HAPPY END TO BUMPY RIDE – DANTYSK INAUGURATED

GERMANY To plan and construct an offshore wind farm is not an easy task. The team behind DanTysk, which was officially inaugurated on 30 April, knows the ups and downs of such a major project perfectly well.

Vattenfall’s CEO Magnus Hall attended the DanTysk inauguration ceremony in Hamburg together with Sigmar Gabriel, German Federal Minister for Economic Affairs and Mikael Damberg, Swedish Minister for Enterprise.

Hall said:
“Offshore wind has become an ever more important energy source for our company. Vattenfall is today the second largest operator of offshore wind in the world. Together, we are on our way to transforming the energy system. As part of this ambition, DanTysk is an important milestone; for Germany, for Europe – and definitely for us at Vattenfall.”

The North Sea wind farm is a joint venture with German municipal energy company Stadtwerke München. It is located 70 kilometres west of Sylt Island and will generate renewable electricity equivalent to the annual consumption of more than 400,000 households.

Offshore project expert
Ole Bigum Nielsen, Offshore Project Director at Vattenfall, knows more than most about planning and constructing an offshore wind farm.

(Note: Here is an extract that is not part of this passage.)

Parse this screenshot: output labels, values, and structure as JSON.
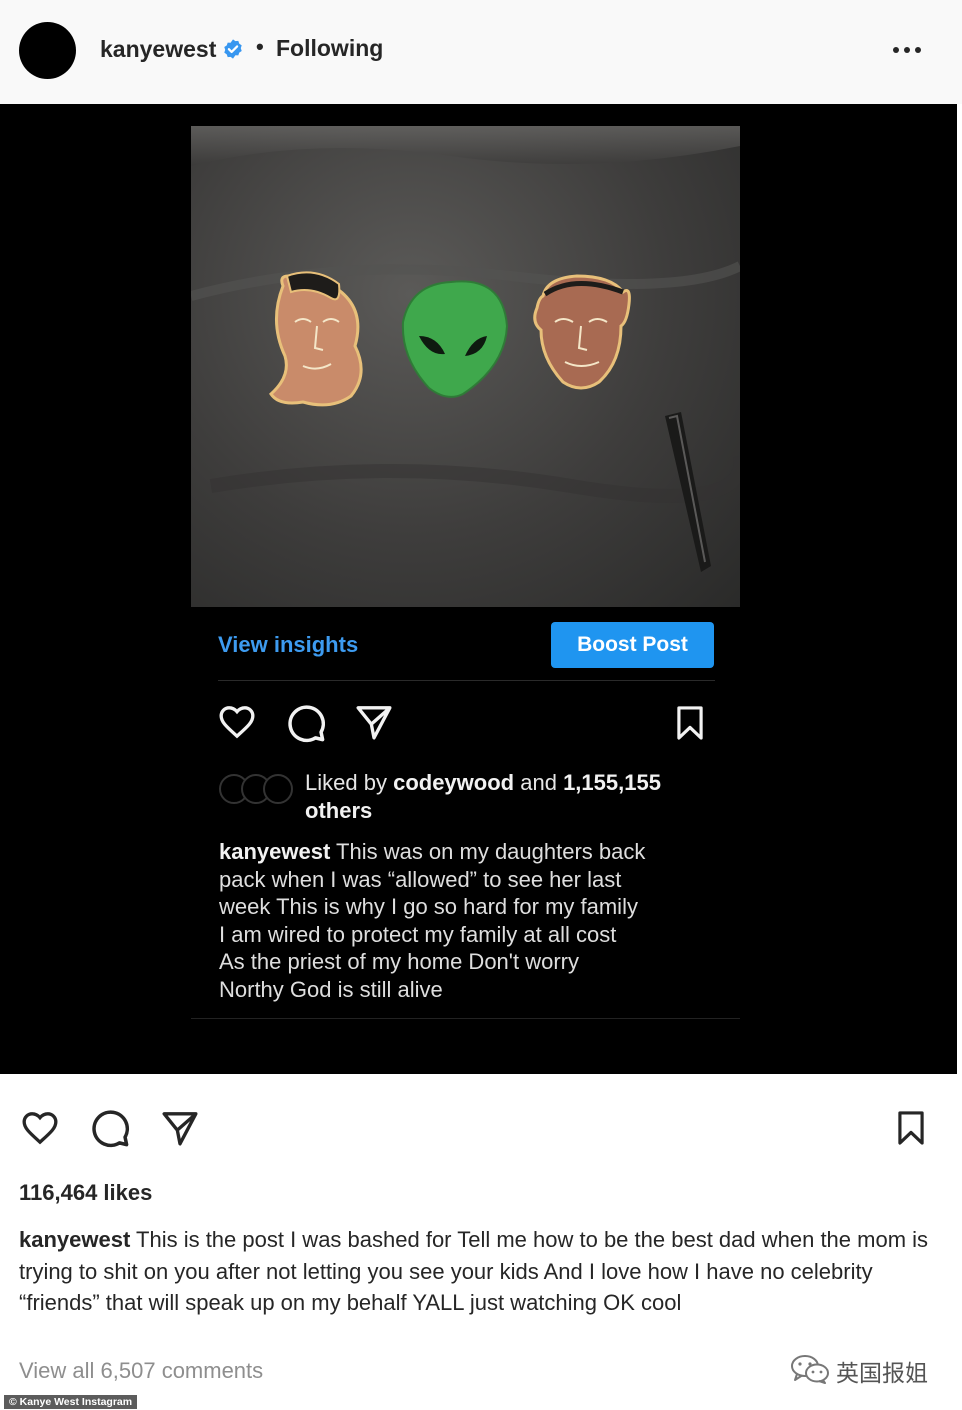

Part of his record is managing the construction of Thanet off the south east coast of England – the world’s largest offshore wind farm when it was commissioned in 2010 – that overcame some serious challenges on its way to completion.

Delays and money problems
When Bigum Nielsen assumed the position as project director for DanTysk by the end of 2013, the project was facing some grave problems.

The wind farm was originally planned to be fully commissioned early 2014.
“By the end of 2013 we had massive delays in all packages and a substantial overspend of money. On 31 December that year I had to decide to terminate a contract with the cable installation supplier.”

The financial situation forced Bigum Nielsen to ask Vattenfall’s Executive Group Management, EGM, for a larger budget to be able to go ahead with the project.
"The good news is that DanTysk today is a healthy project that we all can be proud of to have in Vattenfall’s portfolio and that we can bring some of the extra money back to the Group.”

“Domino effects”
One particular problem, which was out of the hands of Bigum Nielsen to solve, has a substantial part to play in explaining why the DanTysk project was delayed.
“Tennet – the grid company – didn’t provide the grid connection as promised which caused a delay of more than a year. In a project like this one, delays have domino effects. We had to postpone turbine installation to mitigate negative effects. We didn’t want the turbines out there while not generating electricity.”

Team effort
Roughly 60 persons, mainly based in Hamburg, have worked with the DanTysk project and Ole Bigum Nielsen, being reluctant to contemplate over his abilities as a problem solver, chooses to emphasise the team effort when he is asked to point out success factors.
“All the energy and enthusiasm everyone showed was crucial to get the project back into shape. A good relationship with your suppliers is very important to succeed with an offshore project. To me personally, the trust that Vattenfall placed in DanTysk, has been very important.”

Lessons learned
The lessons from DanTysk are now being used in the Sandbank project where Vattenfall together with Stadtwerke München is constructing a 288 MW offshore wind farm close to the DanTysk site in the North Sea.

Several people in the DanTysk team have moved directly over to work with Sandbank.
“We have an excellent team in place for Sandbank with Niels Bjaert as project director. We have also contracted a group of really good suppliers. You will always meet challenges in offshore projects but I’m confident that we are in a good position to tackle them.”

“Regarding DanTysk, it has been important to me to get the project back on track and to be able to inaugurate it now. DanTysk is an important proof of Vattenfall’s direction towards more renewable energy production and the wind farm is something for all of us to be proud of.”